Как он был счастлив!..
Машина вдруг резко остановилась, и Холмиков, вздрогнув, взглянул в окно. Увиденное там показалось ему отчего-то уморительным, смешным нестерпимо, и, расплачиваясь с водителем, он давил в себе душащий его смех.
***
По прошествии двух часов Холмиков вышел на заснеженную улицу, где ранее остановилось такси, обернулся и оглядел здание за спиной. «Las Flores», включившее уже подсветку, несмотря на то, что зимнему дню оставалось до сумерек ещё полчаса, всё светилось желтовато-белым, ярким и одновременно мягким каким-то светом: и изящная надпись на вывеске, и незанавешенные большие окна, и два фонарика у самого входа. Это сияние сквозь густо падающий снег было прекрасно, утонченно-прекрасно, невесомо. Отвернувшись, Холмиков вновь почувствовал, как смех наполняет его, каждую клеточку, раздувается в нём и душит. Тогда, отвернувшись, он не стал более глядеть на цветочный ресторан и, опустив голову, зашагал прочь от него, вдоль по улице, быстро и уверенно, не замечая прохожих-теней и машин, несущихся мимо. В его правой руке была зажата книга.

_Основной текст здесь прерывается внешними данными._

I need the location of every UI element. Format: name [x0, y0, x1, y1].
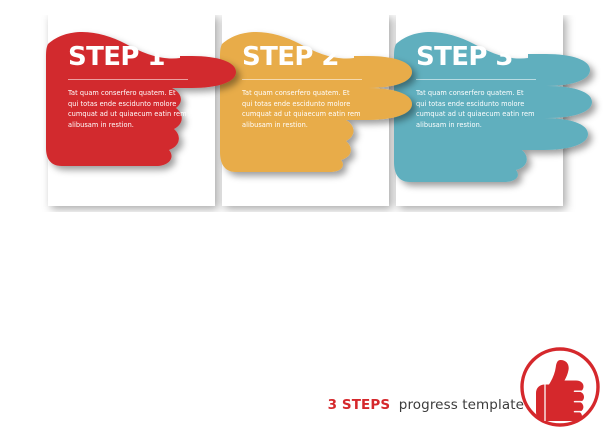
footer-caption: 3 STEPS progress template	[328, 399, 524, 413]
step-1-divider	[68, 79, 188, 80]
thumbs-up-logo[interactable]	[516, 343, 604, 431]
step-1-body: Tat quam conserfero quatem. Et qui totas…	[68, 88, 188, 131]
step-3-divider	[416, 79, 536, 80]
step-card-1[interactable]: STEP 1 Tat quam conserfero quatem. Et qu…	[22, 0, 222, 240]
step-2-text-block: STEP 2 Tat quam conserfero quatem. Et qu…	[242, 44, 370, 131]
footer: 3 STEPS progress template	[0, 332, 612, 432]
infographic-canvas: STEP 1 Tat quam conserfero quatem. Et qu…	[0, 0, 612, 432]
footer-caption-rest: progress template	[399, 397, 524, 413]
step-3-body: Tat quam conserfero quatem. Et qui totas…	[416, 88, 536, 131]
step-3-text-block: STEP 3 Tat quam conserfero quatem. Et qu…	[416, 44, 544, 131]
step-2-divider	[242, 79, 362, 80]
step-3-title: STEP 3	[416, 44, 544, 70]
step-2-title: STEP 2	[242, 44, 370, 70]
step-1-title: STEP 1	[68, 44, 196, 70]
footer-caption-strong: 3 STEPS	[328, 397, 391, 413]
step-1-text-block: STEP 1 Tat quam conserfero quatem. Et qu…	[68, 44, 196, 131]
steps-container: STEP 1 Tat quam conserfero quatem. Et qu…	[0, 0, 612, 240]
step-2-body: Tat quam conserfero quatem. Et qui totas…	[242, 88, 362, 131]
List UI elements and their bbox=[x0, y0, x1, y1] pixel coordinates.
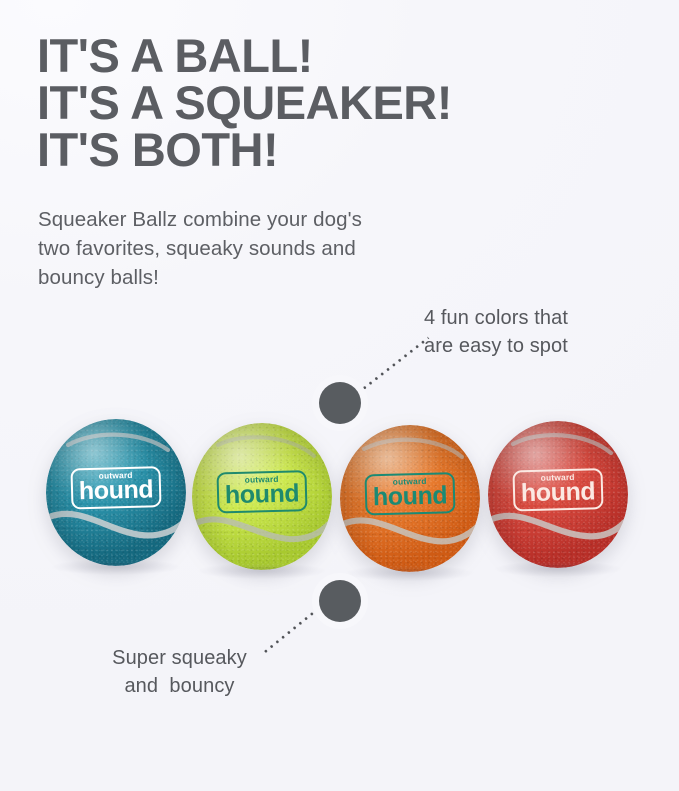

«Я не знала, Саша…, — звенела и плыла перед ним по воздуху однообразная, простенькая и чем-то прелестная мелодия. — Я не знала, я правда…»
«Я не знала, Саша…, — всё повторялся и повторялся один и тот же мотив. — Я не знала, я правда…»
Холмиков вдруг, точно устал слушать это, остановился посреди улицы и достал телефон.